Seolah mata mereka bertanya apa tujuan warga setempat masuk ke tempat yang mereka tinggal selama berbulan-bulan, bahkan bertahun-tahun ini. Puluhan orang dari Afghanistan, Iran, Irak, ataupun Myanmar, langsung berkumpul dan mengelilingi setiap orang lokal masuk ke penampungan itu. Demikian juga ketika awak media mendatangi mereka belum lama ini. Tiba-tiba salah satu dari mereka dengan ukuran badan rata-rata sama dengan orang Indonesia menyeruak maju.
Senyum ramah langsung menyapa pria yang kala itu berbaju oranye. Sambutan tangan mengajak salaman langsung dia berikan kepada awak media. Dengan sedikit terbata-bata dan logatnya aneh, dia mengucapkan selamat datang. Meski agak susah dan mencoba mengucapkan salam berbahasa Indonesia.
“Selamat siang, ada yang bisa saya bantu,” ucap lakilaki yang akhirnya diketahui bernama Mohammad Rezanuri ini. Meski terdengar logatnya sedikit aneh, tetapi dia memintakan maaf sikap dari rekanrekannya. Setelah sedikit memperkenalkan diri dan mengucapkan maksud dari kedatangan awak media, dia menjelaskan kepada rekan-rekannya. Satu per satu mereka membubarkan diri menuju ke ruangan mereka masing-masing.

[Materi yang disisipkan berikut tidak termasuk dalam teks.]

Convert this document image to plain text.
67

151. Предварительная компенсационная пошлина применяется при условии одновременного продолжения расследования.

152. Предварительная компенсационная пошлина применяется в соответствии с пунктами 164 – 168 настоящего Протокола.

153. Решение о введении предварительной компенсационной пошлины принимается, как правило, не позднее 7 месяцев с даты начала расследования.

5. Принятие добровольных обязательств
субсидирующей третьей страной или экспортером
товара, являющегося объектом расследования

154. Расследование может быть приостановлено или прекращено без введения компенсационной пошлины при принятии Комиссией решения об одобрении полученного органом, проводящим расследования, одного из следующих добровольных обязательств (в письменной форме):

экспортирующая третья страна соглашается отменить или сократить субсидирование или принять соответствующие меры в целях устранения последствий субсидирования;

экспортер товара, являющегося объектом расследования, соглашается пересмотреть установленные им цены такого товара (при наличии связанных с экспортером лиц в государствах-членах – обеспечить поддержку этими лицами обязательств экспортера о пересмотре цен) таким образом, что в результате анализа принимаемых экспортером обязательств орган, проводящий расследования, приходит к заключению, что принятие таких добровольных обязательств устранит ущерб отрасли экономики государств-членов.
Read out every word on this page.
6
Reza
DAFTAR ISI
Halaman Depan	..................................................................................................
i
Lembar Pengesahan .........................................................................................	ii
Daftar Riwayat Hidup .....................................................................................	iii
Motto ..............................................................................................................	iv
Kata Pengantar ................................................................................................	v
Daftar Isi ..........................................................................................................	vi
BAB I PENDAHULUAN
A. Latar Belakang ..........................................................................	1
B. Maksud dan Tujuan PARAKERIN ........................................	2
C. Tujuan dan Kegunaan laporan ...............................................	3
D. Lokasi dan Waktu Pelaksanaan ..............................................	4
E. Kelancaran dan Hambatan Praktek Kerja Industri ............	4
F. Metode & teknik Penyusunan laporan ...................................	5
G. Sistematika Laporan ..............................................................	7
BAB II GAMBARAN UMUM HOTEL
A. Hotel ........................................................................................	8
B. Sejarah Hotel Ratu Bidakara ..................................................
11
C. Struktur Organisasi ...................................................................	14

Mohammed menuturkan, sudah delapan bulan tinggal di penampungan itu. Sebelumnya, dia tinggal di Pontianak selama dua tahun. Selama dua tahun tinggal di Pontianak, dia belajar bahasa Indonesia dari penduduk sekitar. Sedikit demi sedikit dia bisa mengerti dan bisa berbahasa Indonesia. Kini di penampungan selain menjadi juru bicara, dia juga mengajari temantemannya yang senasib dengan dirinya berbahasa Indonesia. “Kami terusir dari tempat tinggal di negara kami lahir,” ujarnya.
Dia mengaku sekitar 3 tahun meninggalkan negaranya untuk mencari suaka politik ke Australia. Dia terpaksa pergi dari negaranya di Afghanistan sebab oleh kelompok radikal, Taliban, dirinya dikira sebagai orang pemerintah. Dia terus diburu ke setiap sudut negaranya sehingga memutuskan pergi dari negaranya menggunakan kapal menuju ke Australia. Hanya ketika sampai di Perairan Indonesia, dia bersama rombongan lainnya terdampar di Kalimantan dan diamankan pihak imigrasi setempat.
Dirinya lantas “dipaksa” tinggal di penampungan sampai ada kepastian dari negara Australia yang membuka kembali pintu suaka bagi dirinya. Jika tidak diterima di Australia, ia ingin pergi ke Negara Paman Syam. “Setelah di Pontianak, saya dipindah ke sini (Sewon),” ujarnya. Jenuh, itulah yang dia rasakan selama di penampungan.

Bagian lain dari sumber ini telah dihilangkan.